Un second coup retentit, un coup de fusil cette fois ; toute une charge de plombs, préparée pour les canards du golfe, cribla le mufle frémissant qui, troué en écumoire, se mit à pleurer du sang. Le taureau frissonna encore, mais resta immobile, muet ; victime lamentable de la brutalité humaine.

Maurin et Pastouré regardaient cela, d’un air stupide, comme s’ils eussent partagé l’étonnement dédaigneux de la pauvre bête.

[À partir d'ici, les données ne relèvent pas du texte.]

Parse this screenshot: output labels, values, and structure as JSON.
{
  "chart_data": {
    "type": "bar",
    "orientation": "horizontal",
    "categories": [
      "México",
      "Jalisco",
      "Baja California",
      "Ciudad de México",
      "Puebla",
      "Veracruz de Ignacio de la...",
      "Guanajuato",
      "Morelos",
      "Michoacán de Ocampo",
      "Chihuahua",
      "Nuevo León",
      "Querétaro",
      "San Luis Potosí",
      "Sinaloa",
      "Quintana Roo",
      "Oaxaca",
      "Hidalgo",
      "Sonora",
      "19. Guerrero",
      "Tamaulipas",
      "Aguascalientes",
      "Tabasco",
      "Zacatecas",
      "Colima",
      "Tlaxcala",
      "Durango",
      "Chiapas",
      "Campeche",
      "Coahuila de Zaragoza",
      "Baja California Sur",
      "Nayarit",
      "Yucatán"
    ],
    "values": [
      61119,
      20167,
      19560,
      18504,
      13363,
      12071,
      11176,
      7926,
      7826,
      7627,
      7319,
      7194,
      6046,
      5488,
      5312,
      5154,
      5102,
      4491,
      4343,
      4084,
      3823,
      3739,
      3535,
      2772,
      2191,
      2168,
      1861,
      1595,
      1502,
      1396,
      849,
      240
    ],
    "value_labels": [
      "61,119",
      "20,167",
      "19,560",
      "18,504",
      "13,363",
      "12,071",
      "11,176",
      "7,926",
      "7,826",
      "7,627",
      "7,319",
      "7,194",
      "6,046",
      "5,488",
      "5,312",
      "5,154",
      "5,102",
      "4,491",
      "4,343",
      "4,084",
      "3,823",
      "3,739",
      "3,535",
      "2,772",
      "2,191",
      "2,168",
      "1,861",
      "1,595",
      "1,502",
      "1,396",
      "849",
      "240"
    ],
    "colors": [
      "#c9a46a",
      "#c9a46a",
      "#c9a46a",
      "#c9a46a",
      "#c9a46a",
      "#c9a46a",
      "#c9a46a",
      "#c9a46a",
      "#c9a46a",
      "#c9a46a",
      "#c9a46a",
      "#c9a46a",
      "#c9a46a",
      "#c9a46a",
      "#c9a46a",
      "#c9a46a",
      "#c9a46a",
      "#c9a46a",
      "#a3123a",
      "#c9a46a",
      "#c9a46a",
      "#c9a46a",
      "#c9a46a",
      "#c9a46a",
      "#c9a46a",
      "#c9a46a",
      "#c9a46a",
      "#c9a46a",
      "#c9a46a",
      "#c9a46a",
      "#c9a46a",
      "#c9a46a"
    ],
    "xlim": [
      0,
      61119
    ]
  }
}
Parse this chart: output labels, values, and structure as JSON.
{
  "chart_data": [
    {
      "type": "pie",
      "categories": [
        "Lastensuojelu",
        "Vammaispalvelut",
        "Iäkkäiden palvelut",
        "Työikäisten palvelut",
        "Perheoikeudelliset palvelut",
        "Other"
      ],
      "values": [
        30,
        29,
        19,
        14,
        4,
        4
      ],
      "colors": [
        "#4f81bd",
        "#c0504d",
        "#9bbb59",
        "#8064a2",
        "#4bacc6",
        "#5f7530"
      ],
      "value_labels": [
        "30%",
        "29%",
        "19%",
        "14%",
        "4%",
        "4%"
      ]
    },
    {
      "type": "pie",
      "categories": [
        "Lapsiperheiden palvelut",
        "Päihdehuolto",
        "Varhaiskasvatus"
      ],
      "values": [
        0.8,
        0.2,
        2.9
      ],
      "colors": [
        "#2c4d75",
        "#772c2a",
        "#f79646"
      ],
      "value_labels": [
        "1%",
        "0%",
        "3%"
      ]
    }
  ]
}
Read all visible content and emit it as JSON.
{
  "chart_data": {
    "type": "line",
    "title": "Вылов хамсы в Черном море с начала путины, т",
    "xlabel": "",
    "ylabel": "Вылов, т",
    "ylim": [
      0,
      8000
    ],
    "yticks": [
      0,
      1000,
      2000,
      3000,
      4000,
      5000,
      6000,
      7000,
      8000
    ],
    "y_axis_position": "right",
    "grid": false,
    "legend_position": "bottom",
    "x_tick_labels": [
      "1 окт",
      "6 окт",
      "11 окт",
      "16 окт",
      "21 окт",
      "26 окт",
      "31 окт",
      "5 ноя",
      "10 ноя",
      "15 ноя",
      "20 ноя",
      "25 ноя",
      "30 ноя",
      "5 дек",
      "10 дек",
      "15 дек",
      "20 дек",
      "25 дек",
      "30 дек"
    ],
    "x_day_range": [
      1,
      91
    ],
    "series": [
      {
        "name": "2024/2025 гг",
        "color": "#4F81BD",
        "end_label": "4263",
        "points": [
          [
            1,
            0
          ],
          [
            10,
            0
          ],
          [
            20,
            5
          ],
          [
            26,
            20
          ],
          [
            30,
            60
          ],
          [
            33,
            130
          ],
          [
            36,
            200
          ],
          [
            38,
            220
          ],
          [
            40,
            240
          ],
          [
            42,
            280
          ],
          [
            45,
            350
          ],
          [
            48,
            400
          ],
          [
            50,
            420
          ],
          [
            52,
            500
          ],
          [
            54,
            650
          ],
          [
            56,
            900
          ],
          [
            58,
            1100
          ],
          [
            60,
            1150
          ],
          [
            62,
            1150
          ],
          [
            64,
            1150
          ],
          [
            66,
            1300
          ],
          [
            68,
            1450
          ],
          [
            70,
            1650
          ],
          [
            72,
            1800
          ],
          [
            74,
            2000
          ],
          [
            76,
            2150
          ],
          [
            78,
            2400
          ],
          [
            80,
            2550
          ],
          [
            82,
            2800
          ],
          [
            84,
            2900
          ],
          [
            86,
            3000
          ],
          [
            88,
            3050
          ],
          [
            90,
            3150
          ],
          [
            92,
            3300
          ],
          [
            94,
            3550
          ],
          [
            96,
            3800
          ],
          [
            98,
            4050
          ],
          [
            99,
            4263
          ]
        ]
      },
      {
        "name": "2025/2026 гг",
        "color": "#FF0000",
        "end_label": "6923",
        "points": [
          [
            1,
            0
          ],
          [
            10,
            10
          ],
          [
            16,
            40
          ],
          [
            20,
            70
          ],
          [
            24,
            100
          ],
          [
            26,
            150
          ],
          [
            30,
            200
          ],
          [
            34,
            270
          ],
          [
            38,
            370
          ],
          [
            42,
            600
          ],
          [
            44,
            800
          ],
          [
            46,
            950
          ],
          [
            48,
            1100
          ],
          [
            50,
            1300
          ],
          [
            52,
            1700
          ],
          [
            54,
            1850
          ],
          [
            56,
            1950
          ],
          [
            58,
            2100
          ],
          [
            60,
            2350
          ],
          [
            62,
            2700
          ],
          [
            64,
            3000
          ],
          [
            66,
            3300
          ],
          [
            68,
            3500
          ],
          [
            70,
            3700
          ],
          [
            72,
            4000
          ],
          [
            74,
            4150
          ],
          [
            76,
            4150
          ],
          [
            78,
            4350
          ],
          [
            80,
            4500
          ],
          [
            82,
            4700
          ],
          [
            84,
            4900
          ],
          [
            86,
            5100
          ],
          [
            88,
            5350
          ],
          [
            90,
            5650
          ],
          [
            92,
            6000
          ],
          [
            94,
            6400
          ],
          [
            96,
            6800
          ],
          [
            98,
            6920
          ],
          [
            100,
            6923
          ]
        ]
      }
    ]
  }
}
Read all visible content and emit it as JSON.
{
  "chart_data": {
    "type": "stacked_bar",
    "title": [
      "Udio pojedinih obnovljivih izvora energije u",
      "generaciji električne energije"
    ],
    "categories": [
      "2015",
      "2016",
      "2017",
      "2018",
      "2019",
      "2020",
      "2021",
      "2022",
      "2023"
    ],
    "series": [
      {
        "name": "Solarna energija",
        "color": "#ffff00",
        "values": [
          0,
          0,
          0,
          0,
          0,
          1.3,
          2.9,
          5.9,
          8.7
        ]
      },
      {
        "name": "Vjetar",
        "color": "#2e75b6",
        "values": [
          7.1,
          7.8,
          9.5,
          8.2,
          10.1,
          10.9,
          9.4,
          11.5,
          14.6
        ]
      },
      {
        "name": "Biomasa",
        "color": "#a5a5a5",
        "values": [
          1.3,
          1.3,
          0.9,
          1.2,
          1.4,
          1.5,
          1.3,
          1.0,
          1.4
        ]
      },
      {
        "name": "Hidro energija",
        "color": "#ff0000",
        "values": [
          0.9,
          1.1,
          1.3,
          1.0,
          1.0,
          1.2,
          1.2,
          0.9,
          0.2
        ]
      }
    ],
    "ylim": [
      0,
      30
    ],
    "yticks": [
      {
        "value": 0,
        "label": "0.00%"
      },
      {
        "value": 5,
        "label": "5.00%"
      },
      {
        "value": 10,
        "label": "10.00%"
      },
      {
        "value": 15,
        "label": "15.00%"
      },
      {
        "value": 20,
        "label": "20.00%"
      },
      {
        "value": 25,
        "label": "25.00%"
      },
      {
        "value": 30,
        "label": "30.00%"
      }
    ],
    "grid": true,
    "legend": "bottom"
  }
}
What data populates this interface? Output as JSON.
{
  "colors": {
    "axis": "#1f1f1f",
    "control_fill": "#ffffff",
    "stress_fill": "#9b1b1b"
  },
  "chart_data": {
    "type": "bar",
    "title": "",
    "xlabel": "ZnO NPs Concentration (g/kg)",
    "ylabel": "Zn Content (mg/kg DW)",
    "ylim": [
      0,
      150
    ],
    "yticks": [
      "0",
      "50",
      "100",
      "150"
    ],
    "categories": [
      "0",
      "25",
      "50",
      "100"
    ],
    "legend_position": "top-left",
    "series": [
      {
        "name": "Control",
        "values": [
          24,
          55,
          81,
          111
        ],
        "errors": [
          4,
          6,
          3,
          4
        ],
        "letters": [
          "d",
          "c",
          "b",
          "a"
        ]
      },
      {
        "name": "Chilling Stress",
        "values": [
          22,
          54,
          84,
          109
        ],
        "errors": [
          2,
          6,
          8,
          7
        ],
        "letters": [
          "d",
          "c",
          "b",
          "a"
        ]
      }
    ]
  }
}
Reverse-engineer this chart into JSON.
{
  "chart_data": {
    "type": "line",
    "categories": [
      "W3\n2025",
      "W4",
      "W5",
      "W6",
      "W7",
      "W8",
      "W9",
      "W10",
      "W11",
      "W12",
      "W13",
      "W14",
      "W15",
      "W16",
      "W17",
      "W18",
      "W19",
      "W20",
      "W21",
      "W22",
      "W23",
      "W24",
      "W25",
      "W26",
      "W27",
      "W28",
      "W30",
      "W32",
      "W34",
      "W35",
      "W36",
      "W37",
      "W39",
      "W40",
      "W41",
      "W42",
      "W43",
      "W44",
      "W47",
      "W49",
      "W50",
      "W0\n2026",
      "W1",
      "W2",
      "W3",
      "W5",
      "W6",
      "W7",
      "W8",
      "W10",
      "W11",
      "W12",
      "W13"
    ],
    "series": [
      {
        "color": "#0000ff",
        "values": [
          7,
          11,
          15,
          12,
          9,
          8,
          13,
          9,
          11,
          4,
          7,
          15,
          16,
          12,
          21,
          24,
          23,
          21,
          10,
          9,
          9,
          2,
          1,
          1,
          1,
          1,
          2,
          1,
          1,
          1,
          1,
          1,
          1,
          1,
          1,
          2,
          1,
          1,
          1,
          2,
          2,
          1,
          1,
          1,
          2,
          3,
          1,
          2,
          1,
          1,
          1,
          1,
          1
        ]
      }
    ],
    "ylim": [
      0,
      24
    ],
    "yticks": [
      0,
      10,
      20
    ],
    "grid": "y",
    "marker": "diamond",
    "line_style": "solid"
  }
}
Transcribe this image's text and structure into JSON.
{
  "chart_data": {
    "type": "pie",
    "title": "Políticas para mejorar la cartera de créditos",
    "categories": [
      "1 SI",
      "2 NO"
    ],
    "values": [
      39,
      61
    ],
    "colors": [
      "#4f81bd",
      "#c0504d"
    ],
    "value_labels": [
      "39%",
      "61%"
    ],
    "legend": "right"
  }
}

— Pas moins, dit Maurin, c’est des sauvages ! mais qu’y pouvons-nous ? Il y a dans la loge d’honneur des maires et des sous-préfets chargés de faire respecter la loi ! je ne peux pourtant pas faire toute leur besogne à moi tout seul !… Et puis, à qui, en ce moment, pourrions-nous bien nous en prendre !…

Les bourreaux du pauvre Empereur n’avaient ni balles ni chevrotines, et voilà que, tour à tour, huit ou dix fusils chargés de menus plombs prirent pour cible, tous à la fois, le taureau martyr. Maintenant un de ses yeux crevés pendait hors de l’orbite. Sa langue sortait de sa bouche baveuse… un coup de feu la perça de trente trous… Il la rentra, mais elle ressortit de sa bouche avec des ruisselets de sang.